Department of Medicine, Creighton University, Omaha, NE, USA.
Obesity (Silver Spring). 2012 Jul;20(7):1444-8. doi: 10.1038/oby.2011.404. Epub 2012 Jan 19.
Vitamin D status is known to be poor in obese individuals; there is no consensus as to the reason. Cross-sectional study of the relation between serum 25-hydroxyvitamin D (25(OH)D) concentration and body size in the baseline data from unsupplemented adults entering two study cohorts in our research unit, N = 686. Regression analyses of body size variables against serum 25(OH)D concentration, using both linear and hyperbolic models. The fit to a hyperbolic model of 25(OH)D against body weight completely removed the obesity-related component of inter-individual variability in serum 25(OH)D concentration. The hyperbolic fit using total body weight was significantly better than any linear model, and specifically better than any using BMI. Dilution of ingested or cutaneously synthesized vitamin D in the large fat mass of obese patients fully explains their typically low vitamin D status. There is no evidence for sequestration of supplemental or endogenous cholecalciferol. Vitamin D replacement therapy needs to be adjusted for body size if desired serum 25(OH)D concentrations are to be achieved.

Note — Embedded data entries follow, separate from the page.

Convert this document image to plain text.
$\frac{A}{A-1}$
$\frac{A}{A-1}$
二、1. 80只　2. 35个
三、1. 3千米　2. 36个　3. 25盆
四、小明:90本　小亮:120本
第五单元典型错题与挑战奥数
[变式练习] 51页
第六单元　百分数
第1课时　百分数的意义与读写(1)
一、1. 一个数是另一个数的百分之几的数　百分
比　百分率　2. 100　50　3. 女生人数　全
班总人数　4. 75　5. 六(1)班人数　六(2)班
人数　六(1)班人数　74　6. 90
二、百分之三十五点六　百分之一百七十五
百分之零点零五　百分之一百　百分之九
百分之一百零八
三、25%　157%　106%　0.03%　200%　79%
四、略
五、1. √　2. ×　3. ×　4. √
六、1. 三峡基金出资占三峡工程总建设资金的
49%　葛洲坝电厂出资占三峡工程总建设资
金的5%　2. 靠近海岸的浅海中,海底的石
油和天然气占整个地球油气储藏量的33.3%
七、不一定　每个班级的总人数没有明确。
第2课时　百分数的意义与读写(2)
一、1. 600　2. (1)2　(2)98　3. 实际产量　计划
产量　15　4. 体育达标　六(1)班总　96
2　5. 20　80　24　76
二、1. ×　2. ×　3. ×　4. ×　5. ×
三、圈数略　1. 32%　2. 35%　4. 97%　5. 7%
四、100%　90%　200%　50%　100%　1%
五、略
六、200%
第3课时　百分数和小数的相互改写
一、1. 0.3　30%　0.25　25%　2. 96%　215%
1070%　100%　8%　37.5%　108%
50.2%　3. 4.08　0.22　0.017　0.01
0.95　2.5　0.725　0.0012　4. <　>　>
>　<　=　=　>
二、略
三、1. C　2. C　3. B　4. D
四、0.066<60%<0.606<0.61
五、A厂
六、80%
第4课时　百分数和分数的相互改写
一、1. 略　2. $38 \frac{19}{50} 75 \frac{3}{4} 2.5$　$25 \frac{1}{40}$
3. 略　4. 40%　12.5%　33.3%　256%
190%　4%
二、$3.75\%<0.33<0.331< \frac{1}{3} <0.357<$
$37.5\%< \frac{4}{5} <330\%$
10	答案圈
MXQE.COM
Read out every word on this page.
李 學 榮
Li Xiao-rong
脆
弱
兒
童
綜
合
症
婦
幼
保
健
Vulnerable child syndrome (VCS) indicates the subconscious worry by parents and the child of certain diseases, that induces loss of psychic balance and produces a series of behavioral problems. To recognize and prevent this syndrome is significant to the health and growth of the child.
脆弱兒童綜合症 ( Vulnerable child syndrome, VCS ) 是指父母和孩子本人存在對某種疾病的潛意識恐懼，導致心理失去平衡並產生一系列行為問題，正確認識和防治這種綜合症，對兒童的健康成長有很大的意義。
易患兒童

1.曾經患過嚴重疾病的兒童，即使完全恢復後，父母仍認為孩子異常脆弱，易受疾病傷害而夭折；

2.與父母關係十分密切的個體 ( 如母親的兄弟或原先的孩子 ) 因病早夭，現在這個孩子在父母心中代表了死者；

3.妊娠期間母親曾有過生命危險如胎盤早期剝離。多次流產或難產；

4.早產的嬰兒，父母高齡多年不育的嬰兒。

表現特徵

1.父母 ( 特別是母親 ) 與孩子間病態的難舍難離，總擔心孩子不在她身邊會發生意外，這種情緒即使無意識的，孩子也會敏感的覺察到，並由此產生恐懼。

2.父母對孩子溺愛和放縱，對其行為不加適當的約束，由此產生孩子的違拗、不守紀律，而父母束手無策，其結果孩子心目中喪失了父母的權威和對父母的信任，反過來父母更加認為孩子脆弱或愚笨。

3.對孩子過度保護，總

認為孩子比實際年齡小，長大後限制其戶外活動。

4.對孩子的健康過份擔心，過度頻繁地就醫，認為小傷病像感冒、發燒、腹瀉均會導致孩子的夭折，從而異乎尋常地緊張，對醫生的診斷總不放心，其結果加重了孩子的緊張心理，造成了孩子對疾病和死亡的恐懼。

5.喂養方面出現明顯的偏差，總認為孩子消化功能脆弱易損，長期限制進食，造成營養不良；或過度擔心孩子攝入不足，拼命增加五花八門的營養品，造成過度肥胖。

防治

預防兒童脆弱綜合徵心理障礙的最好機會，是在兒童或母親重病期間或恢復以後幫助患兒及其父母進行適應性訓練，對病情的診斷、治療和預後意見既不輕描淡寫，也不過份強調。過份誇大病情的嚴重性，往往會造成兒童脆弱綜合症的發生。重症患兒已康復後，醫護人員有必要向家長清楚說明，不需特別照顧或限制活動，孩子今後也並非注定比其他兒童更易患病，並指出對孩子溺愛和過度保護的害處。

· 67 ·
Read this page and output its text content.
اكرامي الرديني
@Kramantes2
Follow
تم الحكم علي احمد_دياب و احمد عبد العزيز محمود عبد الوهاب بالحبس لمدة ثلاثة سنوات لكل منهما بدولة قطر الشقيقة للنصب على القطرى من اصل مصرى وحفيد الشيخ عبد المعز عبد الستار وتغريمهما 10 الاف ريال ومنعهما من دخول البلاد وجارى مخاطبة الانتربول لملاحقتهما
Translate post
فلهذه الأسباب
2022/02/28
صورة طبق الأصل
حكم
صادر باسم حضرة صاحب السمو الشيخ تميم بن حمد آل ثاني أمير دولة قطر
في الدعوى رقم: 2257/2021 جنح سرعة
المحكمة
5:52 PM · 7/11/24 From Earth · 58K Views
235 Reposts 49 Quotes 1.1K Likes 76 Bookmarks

维生素 D 状态在肥胖个体中已知较差;至于原因,尚无共识。对未补充成年人进入我们研究单位的两个研究队列的基线数据中血清 25-羟维生素 D(25(OH)D)浓度与体型之间关系的横断面研究,N = 686。使用线性和双曲线模型对体型变量与血清 25(OH)D 浓度进行回归分析。25(OH)D 与体重的双曲线模型拟合完全消除了血清 25(OH)D 浓度个体间变异性中与肥胖相关的成分。使用总体重的双曲线拟合明显优于任何线性模型,特别是优于任何使用 BMI 的模型。肥胖患者大量脂肪组织中摄入或皮肤合成的维生素 D 的稀释完全解释了他们通常较低的维生素 D 状态。没有证据表明补充或内源性胆钙化醇被隔离。如果需要达到理想的血清 25(OH)D 浓度,则需要根据体型调整维生素 D 替代治疗。